Low temperature performance and sulfur resistance enhancement of Mn-Ce oxides supported on W-modified MWCNT for NH_3-SCR removal of NO_x

摘要

To eliminate nitrogen oxides (NO_X), composite carrier-supported catalysts (Mn-Ce/MWCNT-W) and traditional catalysts (Mn-Ce/MWCNT and W-Mn-Ce/MWCNT) were prepared using an ultrasonic impregnation method that preformed low-temperature ammonia-selective catalytic reduction (SCR) removal of NO_X. The promotion effects of MWCNT-W composite carriers for low temperature SCR activities and SO_2 tolerance of the catalysts were systematically investigated.
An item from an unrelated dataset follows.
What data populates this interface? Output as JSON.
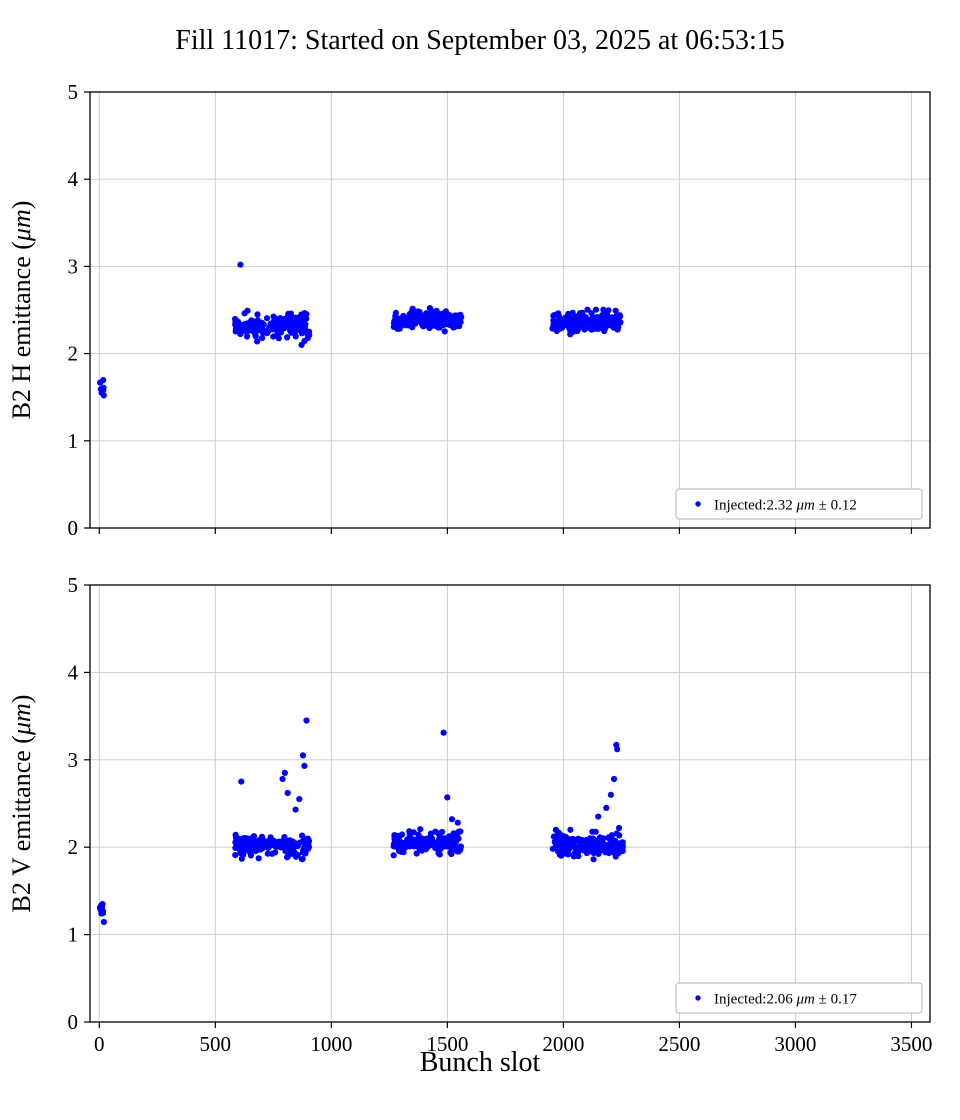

Compared to traditional catalyst, Mn-Ce/MWCNT-W catalyst, with a 30% WO_X/MWCNT mass ratio, demonstrated improved SCR activity and high N_2-selectivity from 100°C to 200°C. A series of characterizations were carried out and it was found that there were more redox sites and the stronger the NH_3 adsorption capacity over the composite carrier-supported catalysts than traditional catalysts. Also, with this composite carrier-supported catalyst, the improvement of SCR reaction was considered to be from the abundance of high valence state Mn and well dispersed active components. Notably, compared to traditional catalyst, the composite carrier-supported catalyst exhibited the stronger sulfur resistance. Thus, using MWCNT-W composite carriers to prepare Mn-Ce/MWCNT-W catalysts resulted in excellent NO_X conversion and SO_2 resistance at low temperatures. Implications: LT NH_3-SCR of NO_X is an effective way to remove NO_X from stationary sources. The physicochemical properties of the support not only affect a catalyst's LT SCR activity but also affect the catalyst's anti-poisoning performance. The modified carriers could promote active component dispersion, which is conducive to SCR reaction. However, for LT SCR reactions, few reports have addressed the design and preparation of composite carrier-supported catalysts. The goal of this study was to design and synthesize Mn-Ce/MWCNT-W catalysts and to observe the influence of composite support in Mn-based catalysts on LT SCR activity and sulfur resistance.